Rationalisation : processus consécutif à des situations de
soumission forcée ou de libre engagement où le sujet est conduit à
agir dans un sens contraire à ses principes ou à affronter des
situations dissonantes. Il se traduit par une modification des
attitudes et des conduites d’un acteur de façon à les rendre
conformes à l’acte de soumission extorqué ou socio-
organisationnellement vécu, soit en contexte de contrainte, soit en
situation de liberté.
Regard ternaire : mode d’analyse de la relation à trois pôles
entre le sujet (ou acteur social), l’objet (matériel, idéel, culturel,
abstrait, concret…) et la représentation qui leur donne sens. Cette
dernière permet à l’objet d’être communiqué, échangé, reformulé
et au sujet d’élaborer son identité, de formuler un savoir sur l’objet,
de trouver une orientation à son action et une explication de sa
situation.
Rite et pratique sociale : une pratique sociale renvoie à des
actes signifiants reliés entre eux par une finalité et une logique
fonctionnelle, symbolique ou adaptative. Un rite est une pratique
sociale, plus connotée par son rapport au sacré, organisée en
fonction d’un code ou de mythes, impliquant un réinvestissement
corporel et mental du sens par des communautés et des individus,
lors des séquences temporelles et spatiales particulières.
Schème : cognition ou classe d’événements, d’objets ou
d’actions, synthétisant, à gros traits, l’expérience d’un sujet,
permettant d’accueillir et d’interpréter d’autres informations sur la
réalité et pouvant se traduire en prescriptions, descriptions, scripts,
scénarios et attentes vis-à-vis d’un objet. Les schèmes cognitifs de
base (Guimelli, Rateau, Rouquette) sont l’une des synthèses
possibles, à la fois formalisées et méthodologiques, de l’influence
de ces structures actives, articulant des opérations élémentaires
(connecteurs et hyperconnecteurs) et leurs modelages contextuels
(application à des objets lestés de sens psychosociologique).
Stéréotype : dimension cognitive du préjugé, lequel implique
une catégorisation négative, une extrapolation hasardeuse, une
généralisation rigide, une antipathie accentuée vis-à-vis de
certains groupes et de leurs membres. Constituant essentiel des
activités de propagande, il renvoie à des oppositions radicalisées
en termes de vie et de mort ou de vrai et de faux, incitant les sujets
sous leur emprise à des jugements hâtifs sur un individu sur la
base de son appartenance catégorielle et potentielle à une ethnie,
un statut, une religion, une nationalité ou une classe.

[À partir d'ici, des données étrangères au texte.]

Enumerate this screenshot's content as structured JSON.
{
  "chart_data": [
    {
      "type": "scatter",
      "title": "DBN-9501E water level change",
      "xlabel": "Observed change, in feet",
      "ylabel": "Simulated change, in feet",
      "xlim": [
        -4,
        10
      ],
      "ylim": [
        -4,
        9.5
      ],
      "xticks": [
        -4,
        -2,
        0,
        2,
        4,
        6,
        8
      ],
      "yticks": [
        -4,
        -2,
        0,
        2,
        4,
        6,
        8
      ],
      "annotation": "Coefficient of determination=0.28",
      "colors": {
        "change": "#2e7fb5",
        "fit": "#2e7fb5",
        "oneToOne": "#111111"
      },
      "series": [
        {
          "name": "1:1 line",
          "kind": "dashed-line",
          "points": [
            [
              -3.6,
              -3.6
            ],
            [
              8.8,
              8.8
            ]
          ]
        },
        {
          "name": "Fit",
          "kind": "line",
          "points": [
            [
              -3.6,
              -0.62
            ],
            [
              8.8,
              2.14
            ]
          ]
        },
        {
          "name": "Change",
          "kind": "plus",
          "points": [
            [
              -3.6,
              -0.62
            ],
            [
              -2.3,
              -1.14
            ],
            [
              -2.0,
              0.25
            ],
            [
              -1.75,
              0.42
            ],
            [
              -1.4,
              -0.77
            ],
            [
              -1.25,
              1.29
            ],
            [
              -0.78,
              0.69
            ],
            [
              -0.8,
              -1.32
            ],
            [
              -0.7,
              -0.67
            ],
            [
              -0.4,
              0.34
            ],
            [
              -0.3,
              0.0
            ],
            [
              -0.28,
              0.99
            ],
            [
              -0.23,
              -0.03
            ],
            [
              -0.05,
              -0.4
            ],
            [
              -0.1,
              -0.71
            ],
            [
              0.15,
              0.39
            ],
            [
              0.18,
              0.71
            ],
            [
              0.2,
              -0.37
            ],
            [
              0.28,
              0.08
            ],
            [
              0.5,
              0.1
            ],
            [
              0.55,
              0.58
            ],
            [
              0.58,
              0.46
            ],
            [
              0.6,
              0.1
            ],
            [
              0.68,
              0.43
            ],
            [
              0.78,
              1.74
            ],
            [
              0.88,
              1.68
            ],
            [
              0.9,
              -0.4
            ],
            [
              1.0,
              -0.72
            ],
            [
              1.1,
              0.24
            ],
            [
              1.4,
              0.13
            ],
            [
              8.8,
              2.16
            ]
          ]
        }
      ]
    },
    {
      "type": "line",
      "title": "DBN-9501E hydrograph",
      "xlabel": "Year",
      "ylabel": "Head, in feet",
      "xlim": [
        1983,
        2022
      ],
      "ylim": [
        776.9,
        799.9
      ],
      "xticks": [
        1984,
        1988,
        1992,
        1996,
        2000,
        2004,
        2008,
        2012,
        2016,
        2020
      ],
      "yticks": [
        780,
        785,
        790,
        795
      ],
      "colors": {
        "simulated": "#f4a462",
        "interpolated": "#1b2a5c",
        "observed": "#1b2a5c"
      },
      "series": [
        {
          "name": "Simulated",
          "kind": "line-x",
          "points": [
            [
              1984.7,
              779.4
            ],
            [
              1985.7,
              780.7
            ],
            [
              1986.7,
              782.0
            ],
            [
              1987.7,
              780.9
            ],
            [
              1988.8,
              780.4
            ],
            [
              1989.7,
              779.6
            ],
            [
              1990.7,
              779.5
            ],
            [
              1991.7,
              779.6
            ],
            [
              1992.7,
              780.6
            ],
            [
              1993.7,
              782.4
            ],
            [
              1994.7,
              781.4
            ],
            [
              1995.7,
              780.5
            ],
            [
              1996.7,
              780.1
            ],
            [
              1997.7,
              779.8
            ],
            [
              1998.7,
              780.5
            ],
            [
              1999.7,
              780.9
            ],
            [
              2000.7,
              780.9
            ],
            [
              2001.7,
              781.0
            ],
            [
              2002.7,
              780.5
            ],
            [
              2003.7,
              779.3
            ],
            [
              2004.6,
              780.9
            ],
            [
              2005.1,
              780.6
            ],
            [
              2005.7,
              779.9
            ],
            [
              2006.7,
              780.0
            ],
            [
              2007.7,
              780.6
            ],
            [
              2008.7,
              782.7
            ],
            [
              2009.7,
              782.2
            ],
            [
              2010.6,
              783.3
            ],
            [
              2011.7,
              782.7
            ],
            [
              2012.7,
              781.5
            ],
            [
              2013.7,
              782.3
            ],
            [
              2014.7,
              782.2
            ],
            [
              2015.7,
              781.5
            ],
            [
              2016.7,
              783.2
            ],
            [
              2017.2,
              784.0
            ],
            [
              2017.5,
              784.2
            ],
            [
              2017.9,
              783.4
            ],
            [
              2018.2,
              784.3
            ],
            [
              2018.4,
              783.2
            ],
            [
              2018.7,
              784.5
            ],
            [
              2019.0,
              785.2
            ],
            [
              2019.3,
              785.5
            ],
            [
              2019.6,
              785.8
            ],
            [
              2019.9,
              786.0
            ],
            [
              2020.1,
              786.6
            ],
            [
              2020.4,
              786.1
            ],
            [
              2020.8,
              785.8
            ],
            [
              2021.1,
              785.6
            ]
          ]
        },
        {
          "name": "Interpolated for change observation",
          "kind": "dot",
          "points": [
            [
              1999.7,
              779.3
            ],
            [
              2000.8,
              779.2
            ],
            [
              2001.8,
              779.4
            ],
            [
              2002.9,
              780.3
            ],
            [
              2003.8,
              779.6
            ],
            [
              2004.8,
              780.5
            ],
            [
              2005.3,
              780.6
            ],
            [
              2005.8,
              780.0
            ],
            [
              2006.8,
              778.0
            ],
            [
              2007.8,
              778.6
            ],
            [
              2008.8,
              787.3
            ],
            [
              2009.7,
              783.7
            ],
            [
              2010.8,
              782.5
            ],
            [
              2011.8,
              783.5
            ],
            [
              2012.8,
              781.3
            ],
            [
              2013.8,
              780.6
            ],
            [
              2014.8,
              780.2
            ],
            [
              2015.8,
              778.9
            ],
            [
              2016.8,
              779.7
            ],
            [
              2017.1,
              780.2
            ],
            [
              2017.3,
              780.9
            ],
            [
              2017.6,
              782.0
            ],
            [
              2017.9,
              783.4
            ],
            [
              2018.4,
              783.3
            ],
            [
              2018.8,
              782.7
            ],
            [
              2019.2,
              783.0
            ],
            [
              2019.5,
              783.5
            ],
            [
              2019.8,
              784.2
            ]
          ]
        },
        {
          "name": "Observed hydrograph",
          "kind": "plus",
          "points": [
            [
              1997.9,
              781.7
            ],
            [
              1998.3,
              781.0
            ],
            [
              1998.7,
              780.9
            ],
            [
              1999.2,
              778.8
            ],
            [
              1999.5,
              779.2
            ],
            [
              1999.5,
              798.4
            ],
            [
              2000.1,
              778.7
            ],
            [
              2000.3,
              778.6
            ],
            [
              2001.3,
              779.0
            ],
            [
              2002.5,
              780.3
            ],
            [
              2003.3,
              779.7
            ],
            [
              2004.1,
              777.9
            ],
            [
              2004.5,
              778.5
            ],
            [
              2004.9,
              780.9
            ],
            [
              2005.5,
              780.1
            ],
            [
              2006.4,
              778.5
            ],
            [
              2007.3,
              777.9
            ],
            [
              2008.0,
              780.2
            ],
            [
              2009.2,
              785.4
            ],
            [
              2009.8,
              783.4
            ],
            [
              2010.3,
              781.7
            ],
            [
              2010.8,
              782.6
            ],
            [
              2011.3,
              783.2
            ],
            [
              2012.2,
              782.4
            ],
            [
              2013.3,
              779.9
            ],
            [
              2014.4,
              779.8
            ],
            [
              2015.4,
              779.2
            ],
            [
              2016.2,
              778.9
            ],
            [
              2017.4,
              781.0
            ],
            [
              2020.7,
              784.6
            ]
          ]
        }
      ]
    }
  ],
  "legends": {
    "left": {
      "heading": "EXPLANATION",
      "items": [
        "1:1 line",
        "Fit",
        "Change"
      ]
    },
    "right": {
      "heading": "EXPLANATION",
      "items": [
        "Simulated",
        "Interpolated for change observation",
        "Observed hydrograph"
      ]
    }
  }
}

Système de communication : ensemble coordonné de moyens
de production, de publics, de rapports sociaux, de systèmes de RS
et de finalités financières, commerciales, politiques, idéologiques
ou distractives. Trois types sont repérables : l’un axé sur le ciblage
d’une masse sérielle et de l’opinion qui la représente
minimalement (diffusion) ; l’autre organisé sur la régulation
attitudinale de l’information auprès d’un groupe hiérarchisé et
informé, (propagation) ; et le dernier impliquant l’assimilation
stéréotypique de données à l’intention d’un groupe d’adeptes, de
militants ou de soldats recherchant des ressources mentales pour
combattre un ennemi réel, imaginé ou imaginaire (propagande).
Systèmes « central » / « périphérique » : hiérarchisation en
deux structures complémentaires d’une représentation. Le
système central composé de cognitions non négociables, de
définitions de l’objet, de prescriptions et de normes est
qualitativement générateur et organisateur des schèmes du
système périphérique plus nombreux, conditionnels, contextualisés
et variables.
Thêma (ou thêmata, plur.) : notion proposée par Holton (1981),
puis reprise par Moscovici et Vignaux, en 1994, se présentant
généralement sous la forme d’idées-sources, d’archétypes, de
schémas d’oppositions (homme/femme ; élite/peuple ;
liberté/contrainte ; sacré/profane), impliquant une « thématisation »
générique et des modulations socio-historiques, argumentatives et
spatio-culturelles, intégrées plus ou moins fortement dans les RS.